I can’t help thinking of Lewis and Clark. The day as they entered this gorge after leaving the high desert areas of the Snake, they thought this was a sight to behold. Thousands of geese, deer and elk roamed the hills. If it weren’t for the food in the frig I don’t think Care and I would have eaten much if we had to rely on hunting today. We head back and try to find the ice lady who states, they are almost out, so we take 2-10 lb bags of chipped ice and continue hiking back to the boat It is hot and the ice is heavy but we arrive at 1230 and a total trip of about 5 miles.
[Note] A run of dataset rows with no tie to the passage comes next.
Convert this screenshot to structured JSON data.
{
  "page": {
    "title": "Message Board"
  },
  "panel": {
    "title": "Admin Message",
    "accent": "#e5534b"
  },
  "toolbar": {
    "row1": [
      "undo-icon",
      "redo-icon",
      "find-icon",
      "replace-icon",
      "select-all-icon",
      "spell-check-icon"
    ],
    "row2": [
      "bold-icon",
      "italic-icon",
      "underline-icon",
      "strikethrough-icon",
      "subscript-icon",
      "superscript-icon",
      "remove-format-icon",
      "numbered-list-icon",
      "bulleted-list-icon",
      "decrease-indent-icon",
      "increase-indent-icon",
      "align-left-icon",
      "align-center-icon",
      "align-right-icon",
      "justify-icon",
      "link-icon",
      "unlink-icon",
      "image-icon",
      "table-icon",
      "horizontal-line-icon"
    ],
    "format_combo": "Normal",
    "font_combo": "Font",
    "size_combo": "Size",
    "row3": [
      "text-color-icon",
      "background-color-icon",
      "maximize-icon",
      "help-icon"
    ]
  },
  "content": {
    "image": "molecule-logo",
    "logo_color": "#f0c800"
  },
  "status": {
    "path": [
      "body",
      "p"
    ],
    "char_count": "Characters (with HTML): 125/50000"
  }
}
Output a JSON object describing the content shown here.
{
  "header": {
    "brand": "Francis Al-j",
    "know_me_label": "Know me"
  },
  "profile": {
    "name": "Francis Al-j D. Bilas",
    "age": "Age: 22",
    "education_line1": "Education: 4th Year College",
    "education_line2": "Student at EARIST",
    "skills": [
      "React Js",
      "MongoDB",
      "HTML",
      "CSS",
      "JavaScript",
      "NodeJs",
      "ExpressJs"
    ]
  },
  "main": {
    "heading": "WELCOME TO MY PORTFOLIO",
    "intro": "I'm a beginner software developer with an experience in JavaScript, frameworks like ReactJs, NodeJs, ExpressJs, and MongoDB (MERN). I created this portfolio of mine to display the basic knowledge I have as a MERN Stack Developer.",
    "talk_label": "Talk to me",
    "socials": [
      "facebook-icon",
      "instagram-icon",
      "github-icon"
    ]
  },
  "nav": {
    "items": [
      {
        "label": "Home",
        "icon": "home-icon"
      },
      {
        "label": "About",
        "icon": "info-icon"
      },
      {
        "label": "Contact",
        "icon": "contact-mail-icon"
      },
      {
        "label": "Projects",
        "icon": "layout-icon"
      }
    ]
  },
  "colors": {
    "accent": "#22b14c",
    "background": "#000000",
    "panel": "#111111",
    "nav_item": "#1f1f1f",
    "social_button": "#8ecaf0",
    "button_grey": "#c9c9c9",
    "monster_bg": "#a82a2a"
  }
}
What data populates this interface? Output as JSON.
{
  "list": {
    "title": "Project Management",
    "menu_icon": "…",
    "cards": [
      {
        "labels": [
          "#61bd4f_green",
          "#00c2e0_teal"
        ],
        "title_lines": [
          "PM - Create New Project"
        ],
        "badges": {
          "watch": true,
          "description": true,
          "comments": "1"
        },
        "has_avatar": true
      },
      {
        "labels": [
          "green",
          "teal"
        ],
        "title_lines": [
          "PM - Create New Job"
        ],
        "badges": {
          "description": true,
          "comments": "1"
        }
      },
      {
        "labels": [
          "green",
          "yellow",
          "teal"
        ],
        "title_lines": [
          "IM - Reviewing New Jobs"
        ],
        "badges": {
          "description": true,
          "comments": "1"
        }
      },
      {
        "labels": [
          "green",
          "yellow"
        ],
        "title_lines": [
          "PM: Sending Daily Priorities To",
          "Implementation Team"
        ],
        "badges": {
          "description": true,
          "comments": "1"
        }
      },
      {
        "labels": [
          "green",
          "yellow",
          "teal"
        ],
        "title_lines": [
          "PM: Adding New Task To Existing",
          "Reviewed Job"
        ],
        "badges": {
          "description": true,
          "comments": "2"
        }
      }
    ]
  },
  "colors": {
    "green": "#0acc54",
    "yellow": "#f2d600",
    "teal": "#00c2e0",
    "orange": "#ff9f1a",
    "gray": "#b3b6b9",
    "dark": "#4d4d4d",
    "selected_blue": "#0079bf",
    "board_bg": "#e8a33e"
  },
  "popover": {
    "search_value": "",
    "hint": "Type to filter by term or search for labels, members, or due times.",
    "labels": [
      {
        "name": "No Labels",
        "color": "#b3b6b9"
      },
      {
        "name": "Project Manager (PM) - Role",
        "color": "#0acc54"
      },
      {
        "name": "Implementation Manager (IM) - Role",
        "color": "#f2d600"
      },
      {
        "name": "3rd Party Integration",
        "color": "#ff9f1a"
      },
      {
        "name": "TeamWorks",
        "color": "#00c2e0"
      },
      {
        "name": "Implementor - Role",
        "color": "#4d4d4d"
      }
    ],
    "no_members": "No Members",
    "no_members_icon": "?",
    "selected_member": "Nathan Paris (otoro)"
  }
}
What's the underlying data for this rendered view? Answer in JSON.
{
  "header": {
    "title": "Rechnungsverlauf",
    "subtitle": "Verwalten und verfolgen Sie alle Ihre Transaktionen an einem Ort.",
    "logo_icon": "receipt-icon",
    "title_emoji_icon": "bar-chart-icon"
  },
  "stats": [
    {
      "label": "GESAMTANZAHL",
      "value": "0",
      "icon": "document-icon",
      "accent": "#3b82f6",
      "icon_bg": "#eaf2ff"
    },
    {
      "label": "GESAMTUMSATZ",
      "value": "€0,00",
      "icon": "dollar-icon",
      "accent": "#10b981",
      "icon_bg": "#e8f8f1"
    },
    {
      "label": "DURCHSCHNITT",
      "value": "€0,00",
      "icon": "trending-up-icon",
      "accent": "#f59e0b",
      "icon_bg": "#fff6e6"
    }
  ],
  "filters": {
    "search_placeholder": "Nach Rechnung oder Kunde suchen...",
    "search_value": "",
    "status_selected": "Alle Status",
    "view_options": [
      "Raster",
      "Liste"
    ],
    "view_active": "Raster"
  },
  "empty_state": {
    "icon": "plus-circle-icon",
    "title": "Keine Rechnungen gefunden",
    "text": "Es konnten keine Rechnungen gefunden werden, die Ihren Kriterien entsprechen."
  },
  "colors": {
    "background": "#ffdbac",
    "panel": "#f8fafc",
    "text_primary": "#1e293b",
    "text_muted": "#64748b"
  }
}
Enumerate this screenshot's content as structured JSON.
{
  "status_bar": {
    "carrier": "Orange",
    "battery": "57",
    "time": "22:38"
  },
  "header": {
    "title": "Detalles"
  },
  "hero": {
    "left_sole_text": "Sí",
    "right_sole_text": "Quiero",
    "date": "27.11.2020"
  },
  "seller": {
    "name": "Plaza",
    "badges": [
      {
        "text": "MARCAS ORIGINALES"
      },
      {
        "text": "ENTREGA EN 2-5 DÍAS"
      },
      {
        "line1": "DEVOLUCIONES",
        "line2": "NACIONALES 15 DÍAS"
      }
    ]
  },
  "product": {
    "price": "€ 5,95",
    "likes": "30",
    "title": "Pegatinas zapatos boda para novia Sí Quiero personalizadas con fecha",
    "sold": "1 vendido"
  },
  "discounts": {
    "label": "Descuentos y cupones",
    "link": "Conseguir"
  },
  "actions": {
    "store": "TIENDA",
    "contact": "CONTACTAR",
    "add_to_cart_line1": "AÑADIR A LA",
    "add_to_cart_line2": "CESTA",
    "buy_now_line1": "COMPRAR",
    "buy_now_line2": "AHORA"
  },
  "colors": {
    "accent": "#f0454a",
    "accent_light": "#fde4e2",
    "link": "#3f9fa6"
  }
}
We shower and have lunch and laze around reading, watching all the little boat fisherman with a few catches of salmon and sturgeon. Evening Care spots another Merganser family with 8 older babies. They nestle down for the night on a log boom at the entrance to the dock area. Several dock fisherman appear, one is from Russia and catches 2 small sturgeon. Someone said they had caught an 8 footer off the dock recently. Well, that would be something to see. Another spends the afternoon and night fishing for squaw fish as they have a bounty on them at $6.00/fish. They destroy the natural habitat of fish and many people make their livings by fishing for squaw fish.